Wendell Cox's article assumes the continued buying of single family homes by California residents is because they want to buy single family homes. While of course many people will always want single family homes, it is quite likely that a significant percentage of them would have preferred to buy town homes, condos, and other higher density residents if such places had been available. Unfortunately, restrictive zoning regulations in many places do not allow the construction of such housing. Thus, not only do we have exceptionally high housing prices in places like Menlo Park and Pacific Grove, we also have places that prevent the building of housing types people might want. As a result, the stated preference conclusions by Nelson can continue to be the better model. Here is another example: marijuana. A stated preference survey may tells us that 80% of Americans want to smoke it. Studies of actual behavior may show us that only 40% smoke it. Can we conclude therefore that the stated preference is wrong? No, because obviously there is a third factor that prohibits Americans from engaging in their stated preference - the illegality under federal law of the substance.

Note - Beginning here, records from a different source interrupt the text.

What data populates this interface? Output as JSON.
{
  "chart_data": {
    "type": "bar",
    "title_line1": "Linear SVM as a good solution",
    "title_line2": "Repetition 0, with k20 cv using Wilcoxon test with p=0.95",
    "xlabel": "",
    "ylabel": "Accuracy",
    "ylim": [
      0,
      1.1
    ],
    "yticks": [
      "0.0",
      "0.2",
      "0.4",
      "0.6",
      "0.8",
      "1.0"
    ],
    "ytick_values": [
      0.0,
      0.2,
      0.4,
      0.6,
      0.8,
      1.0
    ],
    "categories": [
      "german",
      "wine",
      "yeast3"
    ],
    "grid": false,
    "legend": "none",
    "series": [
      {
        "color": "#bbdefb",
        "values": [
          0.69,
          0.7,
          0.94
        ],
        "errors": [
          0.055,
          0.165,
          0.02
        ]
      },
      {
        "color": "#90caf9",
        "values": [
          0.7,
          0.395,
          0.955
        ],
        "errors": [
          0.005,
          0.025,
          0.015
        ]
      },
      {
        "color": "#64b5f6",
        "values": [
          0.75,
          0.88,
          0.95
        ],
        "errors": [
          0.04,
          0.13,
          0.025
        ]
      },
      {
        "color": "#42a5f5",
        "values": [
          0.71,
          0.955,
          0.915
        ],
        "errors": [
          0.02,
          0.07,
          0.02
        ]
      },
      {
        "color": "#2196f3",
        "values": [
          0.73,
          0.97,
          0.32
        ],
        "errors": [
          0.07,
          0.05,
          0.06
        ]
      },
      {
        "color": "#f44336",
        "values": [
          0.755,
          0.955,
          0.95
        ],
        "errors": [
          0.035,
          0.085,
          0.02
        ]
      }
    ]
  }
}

Per square foot price of land is a proxy for analysis

The estimable Prof. Alan W. Evans, in his books "Economics, Real Estate and the Supply of Land", and "Economics and Land Use Planning", suggests that it is possible to tell whether regulations are causing distortions in the equilibrium between supply and demand for different sizes of "lot", by comparing the price per square foot, of lots at different sizes.

In most UK cities, the larger the lot gets, the HIGHER the price per square foot gets, which suggests massive regulatory distortions penalising a preference for "more space".

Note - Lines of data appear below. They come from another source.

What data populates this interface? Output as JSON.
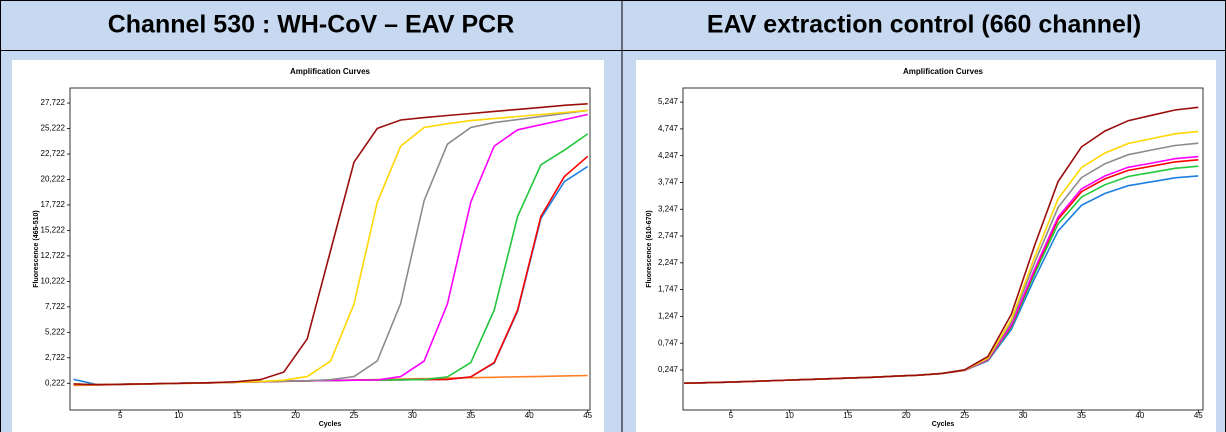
{
  "chart_data": [
    {
      "type": "line",
      "heading": "Channel 530 : WH-CoV – EAV PCR",
      "title": "Amplification Curves",
      "xlabel": "Cycles",
      "ylabel": "Fluorescence (465-510)",
      "x": [
        1,
        3,
        5,
        7,
        9,
        11,
        13,
        15,
        17,
        19,
        21,
        23,
        25,
        27,
        29,
        31,
        33,
        35,
        37,
        39,
        41,
        43,
        45
      ],
      "xlim": [
        0.7,
        45.2
      ],
      "xticks": [
        5,
        10,
        15,
        20,
        25,
        30,
        35,
        40,
        45
      ],
      "ylim": [
        -2400,
        29200
      ],
      "yticks": [
        {
          "value": 222,
          "label": "0,222"
        },
        {
          "value": 2722,
          "label": "2,722"
        },
        {
          "value": 5222,
          "label": "5,222"
        },
        {
          "value": 7722,
          "label": "7,722"
        },
        {
          "value": 10222,
          "label": "10,222"
        },
        {
          "value": 12722,
          "label": "12,722"
        },
        {
          "value": 15222,
          "label": "15,222"
        },
        {
          "value": 17722,
          "label": "17,722"
        },
        {
          "value": 20222,
          "label": "20,222"
        },
        {
          "value": 22722,
          "label": "22,722"
        },
        {
          "value": 25222,
          "label": "25,222"
        },
        {
          "value": 27722,
          "label": "27,722"
        }
      ],
      "series": [
        {
          "color": "#ff7f27",
          "values": [
            0,
            45,
            90,
            135,
            180,
            225,
            270,
            315,
            360,
            405,
            450,
            495,
            540,
            585,
            630,
            675,
            720,
            765,
            810,
            855,
            900,
            945,
            990
          ]
        },
        {
          "color": "#1e7fe0",
          "values": [
            600,
            100,
            120,
            160,
            200,
            240,
            280,
            330,
            380,
            430,
            470,
            500,
            520,
            540,
            560,
            580,
            600,
            845,
            2200,
            7300,
            16400,
            20000,
            21500
          ]
        },
        {
          "color": "#ff0000",
          "values": [
            150,
            80,
            120,
            160,
            200,
            240,
            280,
            330,
            380,
            430,
            470,
            500,
            520,
            540,
            560,
            580,
            600,
            845,
            2250,
            7400,
            16600,
            20500,
            22500
          ]
        },
        {
          "color": "#22c83c",
          "values": [
            150,
            80,
            120,
            160,
            200,
            240,
            280,
            330,
            380,
            430,
            470,
            500,
            520,
            540,
            560,
            580,
            845,
            2250,
            7400,
            16600,
            21660,
            23100,
            24700
          ]
        },
        {
          "color": "#ff00ff",
          "values": [
            150,
            80,
            120,
            160,
            200,
            240,
            280,
            330,
            380,
            430,
            470,
            500,
            520,
            540,
            875,
            2400,
            8000,
            18000,
            23500,
            25100,
            25600,
            26100,
            26600
          ]
        },
        {
          "color": "#8c8c8c",
          "values": [
            150,
            80,
            120,
            160,
            200,
            240,
            280,
            330,
            380,
            430,
            470,
            575,
            880,
            2415,
            8060,
            18140,
            23680,
            25320,
            25800,
            26100,
            26400,
            26700,
            27000
          ]
        },
        {
          "color": "#ffd700",
          "values": [
            150,
            80,
            120,
            160,
            200,
            240,
            280,
            330,
            400,
            525,
            875,
            2400,
            8000,
            18000,
            23500,
            25320,
            25700,
            26000,
            26200,
            26400,
            26600,
            26800,
            27000
          ]
        },
        {
          "color": "#9b0d0d",
          "values": [
            150,
            80,
            120,
            160,
            200,
            240,
            280,
            380,
            580,
            1320,
            4580,
            13250,
            21920,
            25240,
            26060,
            26300,
            26500,
            26700,
            26900,
            27100,
            27300,
            27500,
            27650
          ]
        }
      ]
    },
    {
      "type": "line",
      "heading": "EAV extraction control (660 channel)",
      "title": "Amplification Curves",
      "xlabel": "Cycles",
      "ylabel": "Fluorescence (610-670)",
      "x": [
        1,
        3,
        5,
        7,
        9,
        11,
        13,
        15,
        17,
        19,
        21,
        23,
        25,
        27,
        29,
        31,
        33,
        35,
        37,
        39,
        41,
        43,
        45
      ],
      "xlim": [
        0.9,
        45.4
      ],
      "xticks": [
        5,
        10,
        15,
        20,
        25,
        30,
        35,
        40,
        45
      ],
      "ylim": [
        -500,
        5510
      ],
      "yticks": [
        {
          "value": 247,
          "label": "0,247"
        },
        {
          "value": 747,
          "label": "0,747"
        },
        {
          "value": 1247,
          "label": "1,247"
        },
        {
          "value": 1747,
          "label": "1,747"
        },
        {
          "value": 2247,
          "label": "2,247"
        },
        {
          "value": 2747,
          "label": "2,747"
        },
        {
          "value": 3247,
          "label": "3,247"
        },
        {
          "value": 3747,
          "label": "3,747"
        },
        {
          "value": 4247,
          "label": "4,247"
        },
        {
          "value": 4747,
          "label": "4,747"
        },
        {
          "value": 5247,
          "label": "5,247"
        }
      ],
      "series": [
        {
          "color": "#1e7fe0",
          "values": [
            0,
            10,
            20,
            35,
            50,
            65,
            80,
            95,
            110,
            130,
            150,
            180,
            237,
            420,
            1007,
            1962,
            2842,
            3320,
            3540,
            3687,
            3760,
            3833,
            3870
          ]
        },
        {
          "color": "#22c83c",
          "values": [
            0,
            10,
            20,
            35,
            50,
            65,
            80,
            95,
            110,
            130,
            150,
            180,
            239,
            431,
            1047,
            2048,
            2972,
            3473,
            3704,
            3858,
            3935,
            4012,
            4050
          ]
        },
        {
          "color": "#ff0000",
          "values": [
            0,
            10,
            20,
            35,
            50,
            65,
            80,
            95,
            110,
            130,
            150,
            180,
            240,
            438,
            1073,
            2106,
            3058,
            3575,
            3813,
            3972,
            4051,
            4130,
            4170
          ]
        },
        {
          "color": "#ff00ff",
          "values": [
            0,
            10,
            20,
            35,
            50,
            65,
            80,
            95,
            110,
            130,
            150,
            180,
            240,
            442,
            1087,
            2134,
            3102,
            3626,
            3867,
            4029,
            4109,
            4190,
            4230
          ]
        },
        {
          "color": "#8c8c8c",
          "values": [
            0,
            10,
            20,
            35,
            50,
            65,
            80,
            95,
            110,
            130,
            150,
            180,
            243,
            457,
            1142,
            2254,
            3282,
            3838,
            4095,
            4266,
            4352,
            4437,
            4480
          ]
        },
        {
          "color": "#ffd700",
          "values": [
            0,
            10,
            20,
            35,
            50,
            65,
            80,
            95,
            110,
            130,
            150,
            180,
            245,
            470,
            1190,
            2360,
            3440,
            4025,
            4295,
            4475,
            4565,
            4655,
            4700
          ]
        },
        {
          "color": "#9b0d0d",
          "values": [
            0,
            10,
            20,
            35,
            50,
            65,
            80,
            95,
            110,
            130,
            150,
            180,
            250,
            500,
            1290,
            2575,
            3765,
            4410,
            4705,
            4900,
            5000,
            5100,
            5150
          ]
        }
      ]
    }
  ]
}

It is necessary to disaggregate the cost of services built into each lot and so on, but the reverse can be true when large minimum lot sizes have been mandated in excess of actual levels of preference for them, as might be possible in some US cities. The price per square foot, of the land in each lot, is lower in such cases, for larger lots, even when the cost of services per lot is taken into account.

Of course this could vary considerably by region - seeing density is quite high in come parts of Californian cities, it would be interesting to see if larger lots at such locations actually command higher per-square-foot prices, as in the UK. But where larger lots are mandated, as in parts of Santa Clara, it would be interesting to see whether there is an identifiable "premium" in the price per square foot, for land where higher densities are allowed.

It is often regarded as a rule of thumb that permitted higher densities cause the land to be worth more, yet the UK's massive regulatory distortions have actually reversed this situation - if you manage to build something with a large lot, you will reap MORE dollars for the land than if you had built flats on it.